In evaluating the number of antisense DNA accumulating per cell, Zhang et al. observed statistically higher accumulation of antisense DNA in cancer cells compared to control DNA[82]. From the information derived from in vitro cell culture experiments such as the number of cells incubated with the radiolabeled probe and its specific activity values, they calculated that the specific accumulation of the radiolabeled antisense DNA molecules in each cell were higher (by few orders of magnitude) when compared to the steady state target mRNA concentrations. The number of target mRNA was assumed to be in the range of ~1–1000 copies per cell. In another study corroborating the results obtained above, an eleven fold higher accumulation of 111In-labeled PNAs was observed in Raji cells that overexpressed bcl-2 mRNA in comparison to their accumulation in U937 cells that do not express the bcl-2 target mRNA. However in this study a transduction peptide (PTD-4) was conjugated to the radiolabeled probe in order to facilitate its delivery[16]. Irrespective of this modification, the study does support the antisense effect of the radiolabeled probe (wherein the corresponding accumulation was found to be >2000 antisense molecules per cell)[16]. Along these lines, the practicability of antisense oligonucleotide for in vivo imaging was elegantly demonstrated by Dewanjee et al. using mouse xenograft models[17]. This result strengthen the proof of concept of antisense mechanism in vivo and the feasibility of radiolabeled antisense probes as targeting tools for in vivo imaging.

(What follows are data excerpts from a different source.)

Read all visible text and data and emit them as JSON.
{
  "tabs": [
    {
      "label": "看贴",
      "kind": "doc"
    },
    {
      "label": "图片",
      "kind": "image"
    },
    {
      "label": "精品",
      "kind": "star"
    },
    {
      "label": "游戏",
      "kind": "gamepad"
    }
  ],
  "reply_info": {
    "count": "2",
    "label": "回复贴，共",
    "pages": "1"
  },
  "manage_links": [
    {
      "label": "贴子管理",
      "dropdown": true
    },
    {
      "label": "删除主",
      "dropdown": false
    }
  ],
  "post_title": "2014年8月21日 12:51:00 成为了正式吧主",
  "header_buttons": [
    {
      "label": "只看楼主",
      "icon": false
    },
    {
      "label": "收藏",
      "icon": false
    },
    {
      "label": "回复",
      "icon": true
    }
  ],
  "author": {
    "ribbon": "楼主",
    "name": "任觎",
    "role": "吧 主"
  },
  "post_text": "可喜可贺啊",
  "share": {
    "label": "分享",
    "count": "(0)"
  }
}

The research in Hnatowich’s lab has in principle been able to address some of the critical issues with regard to the feasibility and mechanism of localization for antisense oligonucleotide imaging probes and their degree of accumulation in both cell cultures as well as in animal models[103105]. For instance, in cell culture studies statistically significant increased accumulation of the radioactive antisense DNA probes in LS174T colon cancer cells[82], ACHN kidney cancer cells[82], and 231 breast cancer cells[106] were observed[82, 106]. They also evaluated the specific uptake by antisense mechanism, by performing a blocking control study [82]. For this purpose the ACHN cells were incubated with radiolabeled antisense DNA after prior incubation with increasing concentration of unlabeled antisense DNA (from 7–100nM) [82]. It was observed that the accumulation of radiolabeled antisense DNA decreased in dose dependent manner in comparison to a control study in which the accumulation of radiolabel sense DNA with increasing concentration of unlabeled sense DNA was assessed under the same conditions[82]. To further support the observed antisense mechanism, Nakamura et al. performed a study to evaluate the accumulation of the radiolabeled antisense DNA in KB-G2 multidrug resistant cells (MDR++) in comparison to KB-31 (MDR+) controls, both in cell culture experiments and in animal tumor models[104, 105]. They found convincing evidence for the antisense mechanism from both studies[104, 105]. For instance, they observed high accumulation of the radiolabeled antisense DNA in KB-G2 multidrug resistant cells (MDR++) cells in comparison to KB-31 (MDR+) controls in animals bearing tumors[105]. From the above positive observations it can be concluded that antisense oligonucleotides does seem to have promising potentials for targeting in vivo imaging warranting further investigations.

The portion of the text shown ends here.